По-видимому, в физическом понуждении и пресечении как способе воздействия есть три момента, которые могут казаться противодуховными и противолюбовными: во-первых, обращение к человеческой воле как таковой; помимо очевидности и любви; во-вторых, воздействие на чужую волю независимо от ее согласия и, может быть, даже вопреки ее согласию; и в-третьих, воздействие на чужую волю через тело понужда­емого. Действительно, этому способу воздействия присуши все три момента и притом, конечно, не порознь, а во взаимном сращении: физическое понуждение и пресечение обращается не к очевидности и лю­бви, а действует на тело понуждаемого вопреки его согласию.

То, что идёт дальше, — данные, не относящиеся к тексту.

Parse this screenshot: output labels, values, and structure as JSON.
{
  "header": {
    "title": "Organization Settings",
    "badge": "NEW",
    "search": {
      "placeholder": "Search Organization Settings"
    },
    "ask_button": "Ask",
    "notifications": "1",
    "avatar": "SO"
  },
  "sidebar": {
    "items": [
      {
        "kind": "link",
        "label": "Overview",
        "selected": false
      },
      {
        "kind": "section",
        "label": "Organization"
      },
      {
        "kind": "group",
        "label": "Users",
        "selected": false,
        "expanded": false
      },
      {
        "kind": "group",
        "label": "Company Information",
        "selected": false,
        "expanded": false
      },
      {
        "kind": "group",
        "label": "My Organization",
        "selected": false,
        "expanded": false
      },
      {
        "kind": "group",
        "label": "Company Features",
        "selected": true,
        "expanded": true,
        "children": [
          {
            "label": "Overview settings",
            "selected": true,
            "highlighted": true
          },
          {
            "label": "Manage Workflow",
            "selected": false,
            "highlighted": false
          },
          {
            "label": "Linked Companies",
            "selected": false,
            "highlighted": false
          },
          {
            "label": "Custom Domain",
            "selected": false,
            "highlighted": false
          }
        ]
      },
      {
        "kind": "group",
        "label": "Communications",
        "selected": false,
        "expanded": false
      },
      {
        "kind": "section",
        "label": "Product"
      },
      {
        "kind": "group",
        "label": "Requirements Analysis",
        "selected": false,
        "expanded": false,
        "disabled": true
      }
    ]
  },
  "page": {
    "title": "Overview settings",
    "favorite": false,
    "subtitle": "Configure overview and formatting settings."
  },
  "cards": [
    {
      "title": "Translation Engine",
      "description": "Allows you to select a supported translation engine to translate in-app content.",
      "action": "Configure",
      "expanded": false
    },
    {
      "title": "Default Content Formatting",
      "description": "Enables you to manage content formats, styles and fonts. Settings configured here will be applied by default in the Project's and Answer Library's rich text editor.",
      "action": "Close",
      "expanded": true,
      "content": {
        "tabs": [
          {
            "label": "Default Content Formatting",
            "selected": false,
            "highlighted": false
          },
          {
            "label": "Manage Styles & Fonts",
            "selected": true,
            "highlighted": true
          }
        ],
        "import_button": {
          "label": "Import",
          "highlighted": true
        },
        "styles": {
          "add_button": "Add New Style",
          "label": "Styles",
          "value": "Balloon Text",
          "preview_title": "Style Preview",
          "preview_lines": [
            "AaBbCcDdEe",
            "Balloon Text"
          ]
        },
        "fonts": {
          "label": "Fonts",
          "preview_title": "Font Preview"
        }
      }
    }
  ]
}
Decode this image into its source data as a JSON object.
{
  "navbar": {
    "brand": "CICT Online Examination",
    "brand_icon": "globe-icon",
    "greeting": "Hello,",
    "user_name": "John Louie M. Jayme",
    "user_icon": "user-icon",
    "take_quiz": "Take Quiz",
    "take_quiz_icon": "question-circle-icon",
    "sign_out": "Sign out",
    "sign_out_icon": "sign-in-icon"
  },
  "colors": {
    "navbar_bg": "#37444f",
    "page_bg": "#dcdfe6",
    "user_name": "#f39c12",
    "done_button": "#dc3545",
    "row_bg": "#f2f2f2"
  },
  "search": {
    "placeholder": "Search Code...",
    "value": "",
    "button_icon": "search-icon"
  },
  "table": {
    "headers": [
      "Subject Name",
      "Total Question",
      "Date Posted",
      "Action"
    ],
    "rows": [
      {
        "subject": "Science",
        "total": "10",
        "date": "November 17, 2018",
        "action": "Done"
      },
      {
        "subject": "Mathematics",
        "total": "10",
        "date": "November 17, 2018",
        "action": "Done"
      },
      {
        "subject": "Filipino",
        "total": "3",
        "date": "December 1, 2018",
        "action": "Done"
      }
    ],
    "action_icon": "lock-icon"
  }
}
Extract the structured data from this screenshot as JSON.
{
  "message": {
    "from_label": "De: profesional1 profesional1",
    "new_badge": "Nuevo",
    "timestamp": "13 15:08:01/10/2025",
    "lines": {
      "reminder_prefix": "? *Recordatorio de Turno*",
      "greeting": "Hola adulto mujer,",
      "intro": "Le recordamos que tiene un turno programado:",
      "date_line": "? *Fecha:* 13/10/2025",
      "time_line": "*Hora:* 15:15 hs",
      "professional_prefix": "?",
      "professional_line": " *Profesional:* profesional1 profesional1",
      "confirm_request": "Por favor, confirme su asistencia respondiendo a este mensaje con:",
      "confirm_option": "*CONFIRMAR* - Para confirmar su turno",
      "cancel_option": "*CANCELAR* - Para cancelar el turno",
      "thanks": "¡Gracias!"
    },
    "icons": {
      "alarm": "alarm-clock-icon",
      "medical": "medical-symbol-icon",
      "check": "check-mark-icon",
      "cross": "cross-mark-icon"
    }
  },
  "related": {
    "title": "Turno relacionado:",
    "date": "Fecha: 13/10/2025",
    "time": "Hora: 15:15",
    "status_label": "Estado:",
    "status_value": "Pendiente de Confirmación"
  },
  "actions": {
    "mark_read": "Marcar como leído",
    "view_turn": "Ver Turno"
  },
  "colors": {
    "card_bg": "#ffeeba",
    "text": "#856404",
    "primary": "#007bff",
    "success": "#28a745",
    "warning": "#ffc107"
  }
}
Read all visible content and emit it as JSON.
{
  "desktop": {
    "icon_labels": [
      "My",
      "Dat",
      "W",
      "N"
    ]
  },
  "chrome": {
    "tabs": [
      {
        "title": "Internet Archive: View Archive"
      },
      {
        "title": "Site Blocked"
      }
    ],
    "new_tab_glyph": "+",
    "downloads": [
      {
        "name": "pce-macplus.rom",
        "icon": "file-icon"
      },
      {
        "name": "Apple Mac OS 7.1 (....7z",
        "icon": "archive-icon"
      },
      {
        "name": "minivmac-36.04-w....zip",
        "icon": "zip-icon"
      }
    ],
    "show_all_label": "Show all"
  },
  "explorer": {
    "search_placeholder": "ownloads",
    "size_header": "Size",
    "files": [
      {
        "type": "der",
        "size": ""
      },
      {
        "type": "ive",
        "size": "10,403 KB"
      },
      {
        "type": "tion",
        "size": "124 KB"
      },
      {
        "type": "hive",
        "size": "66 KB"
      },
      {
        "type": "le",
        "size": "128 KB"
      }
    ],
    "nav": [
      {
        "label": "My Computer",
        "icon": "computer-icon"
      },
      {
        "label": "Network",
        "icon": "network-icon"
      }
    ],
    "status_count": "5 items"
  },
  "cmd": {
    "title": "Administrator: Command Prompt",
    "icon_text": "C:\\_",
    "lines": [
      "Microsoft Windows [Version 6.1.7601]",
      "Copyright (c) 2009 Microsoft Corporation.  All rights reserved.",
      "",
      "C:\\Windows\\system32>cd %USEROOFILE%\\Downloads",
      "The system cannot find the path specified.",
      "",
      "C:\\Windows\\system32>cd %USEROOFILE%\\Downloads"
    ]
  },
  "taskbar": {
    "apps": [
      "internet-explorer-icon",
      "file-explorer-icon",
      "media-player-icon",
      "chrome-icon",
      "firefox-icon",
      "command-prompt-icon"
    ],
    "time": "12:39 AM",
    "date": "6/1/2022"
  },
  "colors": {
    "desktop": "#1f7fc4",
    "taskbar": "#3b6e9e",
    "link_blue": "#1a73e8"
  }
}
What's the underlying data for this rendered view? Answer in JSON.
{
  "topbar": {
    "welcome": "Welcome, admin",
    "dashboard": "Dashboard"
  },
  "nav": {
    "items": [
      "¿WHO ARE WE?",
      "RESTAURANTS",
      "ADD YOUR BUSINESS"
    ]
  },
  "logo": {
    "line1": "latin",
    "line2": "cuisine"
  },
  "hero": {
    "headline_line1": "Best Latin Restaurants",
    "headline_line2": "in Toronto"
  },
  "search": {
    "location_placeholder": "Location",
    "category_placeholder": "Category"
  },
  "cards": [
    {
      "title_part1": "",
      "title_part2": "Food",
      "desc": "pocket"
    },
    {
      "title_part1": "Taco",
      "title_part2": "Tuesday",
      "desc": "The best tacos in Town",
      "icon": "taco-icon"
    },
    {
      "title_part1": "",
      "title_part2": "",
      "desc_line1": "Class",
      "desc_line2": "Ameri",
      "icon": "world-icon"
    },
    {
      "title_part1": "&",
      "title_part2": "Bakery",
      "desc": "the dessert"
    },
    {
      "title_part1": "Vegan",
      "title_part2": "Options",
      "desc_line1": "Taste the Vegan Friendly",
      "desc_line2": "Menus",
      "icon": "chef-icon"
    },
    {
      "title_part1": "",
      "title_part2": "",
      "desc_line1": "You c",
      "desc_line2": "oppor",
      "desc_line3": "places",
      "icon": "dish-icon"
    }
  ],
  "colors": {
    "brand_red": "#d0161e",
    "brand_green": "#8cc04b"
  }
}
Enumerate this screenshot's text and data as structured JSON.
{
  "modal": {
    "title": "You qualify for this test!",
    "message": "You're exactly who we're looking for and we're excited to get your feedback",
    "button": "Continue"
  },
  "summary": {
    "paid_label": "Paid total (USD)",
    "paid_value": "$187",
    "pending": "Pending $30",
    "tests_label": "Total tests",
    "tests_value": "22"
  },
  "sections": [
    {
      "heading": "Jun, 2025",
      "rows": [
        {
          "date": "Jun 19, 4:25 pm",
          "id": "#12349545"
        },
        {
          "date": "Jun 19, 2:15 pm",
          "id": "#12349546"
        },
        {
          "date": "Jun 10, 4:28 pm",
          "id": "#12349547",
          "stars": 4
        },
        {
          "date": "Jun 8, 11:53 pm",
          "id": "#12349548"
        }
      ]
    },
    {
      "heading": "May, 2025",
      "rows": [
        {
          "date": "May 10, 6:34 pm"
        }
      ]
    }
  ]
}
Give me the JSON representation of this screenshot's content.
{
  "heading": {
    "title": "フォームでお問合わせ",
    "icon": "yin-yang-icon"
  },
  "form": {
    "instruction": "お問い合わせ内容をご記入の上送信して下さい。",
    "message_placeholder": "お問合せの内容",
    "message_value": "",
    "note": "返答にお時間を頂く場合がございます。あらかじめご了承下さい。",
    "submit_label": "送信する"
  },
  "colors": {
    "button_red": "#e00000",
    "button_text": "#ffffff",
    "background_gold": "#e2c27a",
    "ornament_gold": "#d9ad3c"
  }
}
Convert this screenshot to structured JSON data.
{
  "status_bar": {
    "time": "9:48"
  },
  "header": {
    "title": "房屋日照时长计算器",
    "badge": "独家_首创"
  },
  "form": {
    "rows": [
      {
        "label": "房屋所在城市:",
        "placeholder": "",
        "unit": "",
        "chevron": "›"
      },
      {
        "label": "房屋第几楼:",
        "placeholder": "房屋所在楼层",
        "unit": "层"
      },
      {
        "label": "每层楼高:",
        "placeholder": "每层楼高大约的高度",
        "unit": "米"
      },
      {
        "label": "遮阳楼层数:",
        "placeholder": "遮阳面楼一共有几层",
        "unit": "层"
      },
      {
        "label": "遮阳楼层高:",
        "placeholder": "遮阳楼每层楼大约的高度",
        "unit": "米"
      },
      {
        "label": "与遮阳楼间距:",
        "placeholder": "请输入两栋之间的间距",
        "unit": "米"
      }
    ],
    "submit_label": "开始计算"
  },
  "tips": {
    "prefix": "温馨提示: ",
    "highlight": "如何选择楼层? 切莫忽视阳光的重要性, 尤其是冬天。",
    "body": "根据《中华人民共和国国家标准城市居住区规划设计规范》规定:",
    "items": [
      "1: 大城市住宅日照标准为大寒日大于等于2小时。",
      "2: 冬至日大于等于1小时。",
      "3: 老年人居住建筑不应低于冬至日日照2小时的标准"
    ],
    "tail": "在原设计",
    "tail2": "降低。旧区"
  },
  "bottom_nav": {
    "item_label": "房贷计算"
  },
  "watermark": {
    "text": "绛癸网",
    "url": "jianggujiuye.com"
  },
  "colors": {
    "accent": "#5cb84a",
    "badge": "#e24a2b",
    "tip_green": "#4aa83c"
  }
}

Именно это соединение всех трех черт нередко производит на сентиментальные души такое впечатление, которое вызывает в них возмущение, протест и отвержение возмутительного «насилия».

Однако физическое понуждение и пресечение, действительно включая в себя все эти три момента, совсем еще не становится от этого злым делом или «злым способом общения». Оно может быть и должно быть не противодуховньш и не противолюбовным; в этом его существенное отличие от насилия; и именно в эту меру, и только в эту меру, оно подлежит духовному и нравственному приятию.

В самом деле, духовность человека состоит в том, что он сам, автономно ищет, желает и имеет в виду объективное совершенство, воспитывая себя к этому видению и творчеству. Именно в этой природе своей и в этом дыхании своем внутренняя свобода человека священна и внешние проявления ее неприкосновенны. Именно направленность духовного ока на совершенство святит силу внутреннего самоуправле­ния и придает внешнему поступку человека значение духовного события; именно сила внутреннего самоуправления оформляет личность духовно видящего человека, и тогда его внешнее поведение не нуждается в пресе­чении и не терпит понуждения. Мало того, пока цела в человеке сила духовно-волевого самоуправления,— до тех пор ошибка в видимом содержании нуждается не в пресечении и не в понуждении, а в одиноком или совместном исправлении; и пока пела в человеке волевая направлен­ность ока на совершенство до тех пор слабость автономного самостоя­ния нуждается не в пресечении и понуждении, а в любовном содействии усилиям самовоспитания.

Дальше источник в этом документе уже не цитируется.